Dunhuang: Whether on Earth or in the Heavens, it’s the Year of the Horse in China — and conservationists have reason to celebrate.

This year marks the 40th anniversary of one of the country’s earliest conservation efforts: the Wild Horse Return Program. Since 1986, the program has been breeding, relocating, and protecting the Przewalski’s horse across China’s vast grasslands.

Data from the project’s monitoring arm for 2025 shows the wild horse population in China is now 900-strong and growing autonomously. That accounts for one-third of the total global population of Przewalski’s horse, the last non-domesticated horse species on the planet.

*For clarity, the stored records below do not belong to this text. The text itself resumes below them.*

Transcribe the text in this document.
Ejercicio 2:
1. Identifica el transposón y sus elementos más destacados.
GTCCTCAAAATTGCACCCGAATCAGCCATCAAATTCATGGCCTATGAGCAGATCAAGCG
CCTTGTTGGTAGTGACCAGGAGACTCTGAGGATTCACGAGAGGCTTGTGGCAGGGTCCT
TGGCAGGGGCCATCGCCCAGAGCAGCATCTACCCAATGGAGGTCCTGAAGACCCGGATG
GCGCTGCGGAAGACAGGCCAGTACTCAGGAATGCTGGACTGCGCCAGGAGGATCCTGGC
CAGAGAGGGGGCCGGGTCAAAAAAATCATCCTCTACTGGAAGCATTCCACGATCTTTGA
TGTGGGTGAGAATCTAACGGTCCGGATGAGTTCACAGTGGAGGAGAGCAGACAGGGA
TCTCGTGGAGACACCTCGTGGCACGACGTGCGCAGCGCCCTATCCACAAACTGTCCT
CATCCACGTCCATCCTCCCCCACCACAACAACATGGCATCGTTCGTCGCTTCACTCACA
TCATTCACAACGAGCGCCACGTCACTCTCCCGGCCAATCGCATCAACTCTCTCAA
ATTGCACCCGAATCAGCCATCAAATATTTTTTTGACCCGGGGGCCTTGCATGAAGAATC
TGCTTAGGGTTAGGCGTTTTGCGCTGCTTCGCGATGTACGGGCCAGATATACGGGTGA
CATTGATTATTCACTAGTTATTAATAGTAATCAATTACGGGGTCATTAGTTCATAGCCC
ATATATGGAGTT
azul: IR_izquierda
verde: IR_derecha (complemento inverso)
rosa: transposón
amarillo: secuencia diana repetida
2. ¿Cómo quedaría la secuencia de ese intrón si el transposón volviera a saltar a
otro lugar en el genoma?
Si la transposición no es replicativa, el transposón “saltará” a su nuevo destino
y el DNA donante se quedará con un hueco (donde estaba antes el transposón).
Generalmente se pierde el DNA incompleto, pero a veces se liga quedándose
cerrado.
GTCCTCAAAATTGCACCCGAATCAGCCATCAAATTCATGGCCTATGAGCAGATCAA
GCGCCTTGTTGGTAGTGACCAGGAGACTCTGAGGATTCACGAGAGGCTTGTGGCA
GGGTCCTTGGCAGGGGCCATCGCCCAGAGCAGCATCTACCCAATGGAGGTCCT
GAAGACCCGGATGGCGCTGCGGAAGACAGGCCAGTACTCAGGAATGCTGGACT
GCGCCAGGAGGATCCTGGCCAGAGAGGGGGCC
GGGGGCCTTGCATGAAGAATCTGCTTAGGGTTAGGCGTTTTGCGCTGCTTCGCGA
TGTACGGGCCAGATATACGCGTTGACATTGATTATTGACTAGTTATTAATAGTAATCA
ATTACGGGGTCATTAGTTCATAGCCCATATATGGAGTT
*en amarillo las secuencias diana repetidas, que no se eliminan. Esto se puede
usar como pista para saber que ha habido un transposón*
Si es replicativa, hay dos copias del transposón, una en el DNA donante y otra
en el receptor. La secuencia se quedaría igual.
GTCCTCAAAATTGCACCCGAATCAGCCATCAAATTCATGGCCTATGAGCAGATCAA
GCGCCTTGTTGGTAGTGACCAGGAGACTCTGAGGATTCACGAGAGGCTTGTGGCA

In 1985, the species was considered extinct in the wild in China. The animals alive today trace back to a few individuals kept in zoos and breeding centers in Europe. The rare horse has since become a flagship symbol of ecological restoration. It is also a recent cultural icon — inspiring “Chengcheng,” the mascot for the 2026 Year of the Horse Spring Festival Gala.

A large portion of the 900 animals are located in Dunhuang West Lake Nature Reserve in Gansu Province. Known in antiquity as the “Jade Gate,” the entrance to China proper, the reserve now hosts 200 animals roaming across 28 herds.

Their numbers over the last 15 years have been bolstered by relocations from the Gansu Endangered Animal Protection Center in Wuwei city. The center pioneered a long-distance road transport method called “loose relocation.”

Rather than anesthetizing and crating the animals, which can sometimes lead to casualties, the method allows them more room to move during transport. At one point, the Wuwei center transported 28 wild horses over 600 miles to the reserve. Forty years on, the Wild Horse Return Program has turned a species once lost in the wild into a growing, self-sustaining population — and a national symbol of conservation success.